Since the beginning of May, many of China's more than 19 licensed mobile virtual network operators (MVNOs), which are allowed to run basic telecom businesses by renting infrastructure from telecom operators, have launched their own services.

JD Mobile, the telecom department of JD.com Inc, one of China's leading e-commerce companies, said on Thursday that it will start selling mobile phone numbers beginning with "170" - a signature number for MVNOs - on Saturday.

But rather than making the telecom business a new growth point for JD's revenue, Lan Ye, chief marketing officer of the e-commerce player, said the telecom service is expected to be a catalyst to drive the company's other core businesses, such as e-commerce, logistics and Internet finance.
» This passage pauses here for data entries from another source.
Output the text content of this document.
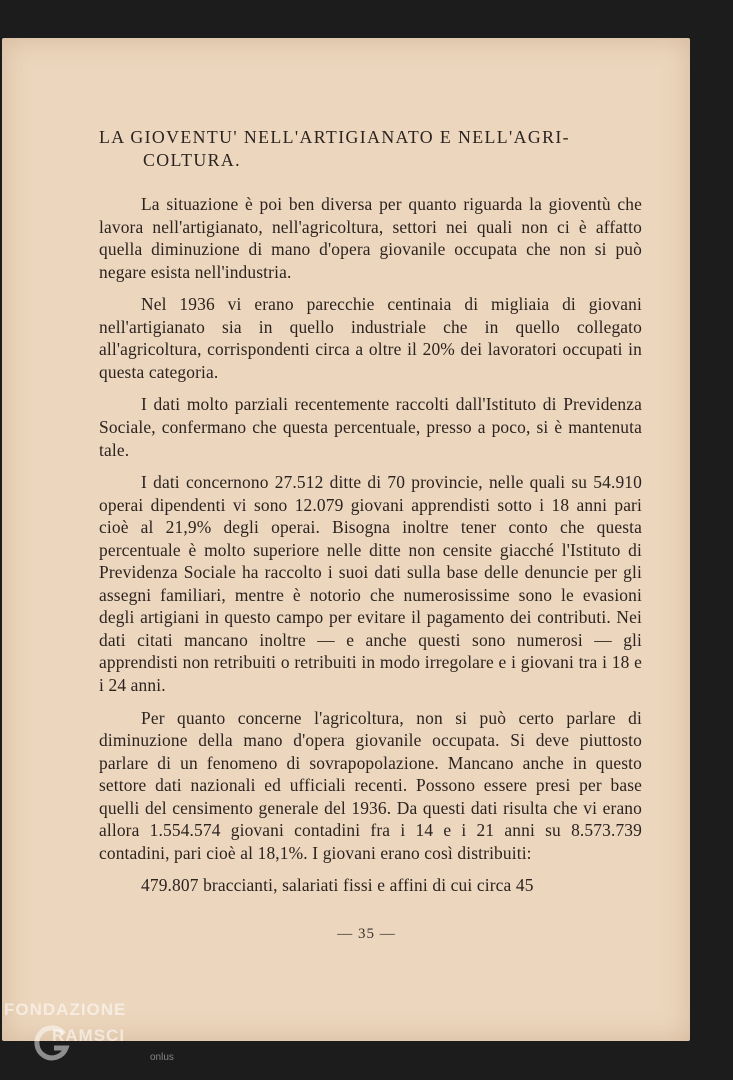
LA GIOVENTU' NELL'ARTIGIANATO E NELL'AGRI-
COLTURA.

La situazione è poi ben diversa per quanto riguarda la gioventù che lavora nell'artigianato, nell'agricoltura, settori nei quali non ci è affatto quella diminuzione di mano d'opera giovanile occupata che non si può negare esista nell'industria.

Nel 1936 vi erano parecchie centinaia di migliaia di giovani nell'artigianato sia in quello industriale che in quello collegato all'agricoltura, corrispondenti circa a oltre il 20% dei lavoratori occupati in questa categoria.

I dati molto parziali recentemente raccolti dall'Istituto di Previdenza Sociale, confermano che questa percentuale, presso a poco, si è mantenuta tale.

I dati concernono 27.512 ditte di 70 provincie, nelle quali su 54.910 operai dipendenti vi sono 12.079 giovani apprendisti sotto i 18 anni pari cioè al 21,9% degli operai. Bisogna inoltre tener conto che questa percentuale è molto superiore nelle ditte non censite giacché l'Istituto di Previdenza Sociale ha raccolto i suoi dati sulla base delle denuncie per gli assegni familiari, mentre è notorio che numerosissime sono le evasioni degli artigiani in questo campo per evitare il pagamento dei contributi. Nei dati citati mancano inoltre — e anche questi sono numerosi — gli apprendisti non retribuiti o retribuiti in modo irregolare e i giovani tra i 18 e i 24 anni.

Per quanto concerne l'agricoltura, non si può certo parlare di diminuzione della mano d'opera giovanile occupata. Si deve piuttosto parlare di un fenomeno di sovrapopolazione. Mancano anche in questo settore dati nazionali ed ufficiali recenti. Possono essere presi per base quelli del censimento generale del 1936. Da questi dati risulta che vi erano allora 1.554.574 giovani contadini fra i 14 e i 21 anni su 8.573.739 contadini, pari cioè al 18,1%. I giovani erano così distribuiti:

479.807 braccianti, salariati fissi e affini di cui circa 45

— 35 —
FONDAZIONE
RAMSCI
onlus
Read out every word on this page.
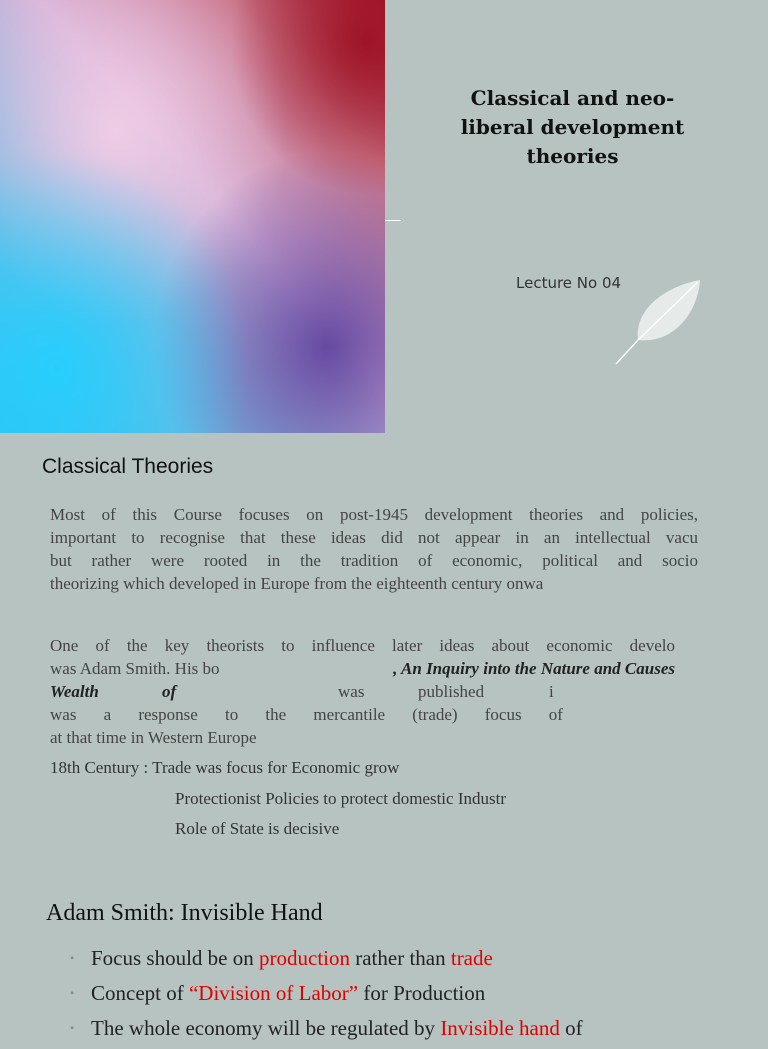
Classical and neo-
liberal development
theories
Lecture No 04
Classical Theories
Most of this Course focuses on post-1945 development theories and policies,
important to recognise that these ideas did not appear in an intellectual vacu
but rather were rooted in the tradition of economic, political and socio
theorizing which developed in Europe from the eighteenth century onwa
One of the key theorists to influence later ideas about economic develo
was Adam Smith. His bo	, An Inquiry into the Nature and Causes
Wealth	of	was	published	i
was a response to the mercantile (trade) focus of
at that time in Western Europe
18th Century : Trade was focus for Economic grow
Protectionist Policies to protect domestic Industr
Role of State is decisive
Adam Smith: Invisible Hand
• Focus should be on production rather than trade
• Concept of “Division of Labor” for Production
• The whole economy will be regulated by Invisible hand of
JD Mobile said its voice service costs 0.15 yuan (2.4 cents) per minute with data service priced at 0.15 yuan per megabyte and text messages going for 0.1 yuan apiece - no cheaper than service packages launched by China's three telecom giants: China Mobile, China Unicom and China Telecom.

However, JD Mobile will offer some preferential policies for JD.com customers. For example, for every 2 yuan they spend shopping on the company's e-commerce platform, customers will receive 1 minute of voice service and 1 megabyte of data.

"That means those who spend 1,000 yuan on JD.com will get 500 minutes of voice service and 500 megabytes for free, which can basically cover one person's telecommunication demand in a month," said Yan Xiaobo, who heads JD Mobile.

Insiders say that such pricing strategies are basically publicity stunts and can't last forever.

Ng Kuo Pin, head of Communications, Media & Technology with Accenture Greater China, an international management consulting firm, said that with an increasing number of mobile virtual network operators, few will try to play the price game.

"Price games cannot be sustained too long; ultimately, they will have to pay three operators for the network usage," he said, adding that rather than driving service charges down, the introduction of MVNOs in China will generate new dynamics into the market.

He said that MVNOs mainly play the role of covering niche markets, which traditional operators are not in the best position to cover. So outside China, the market share captured by MVNOs is not big.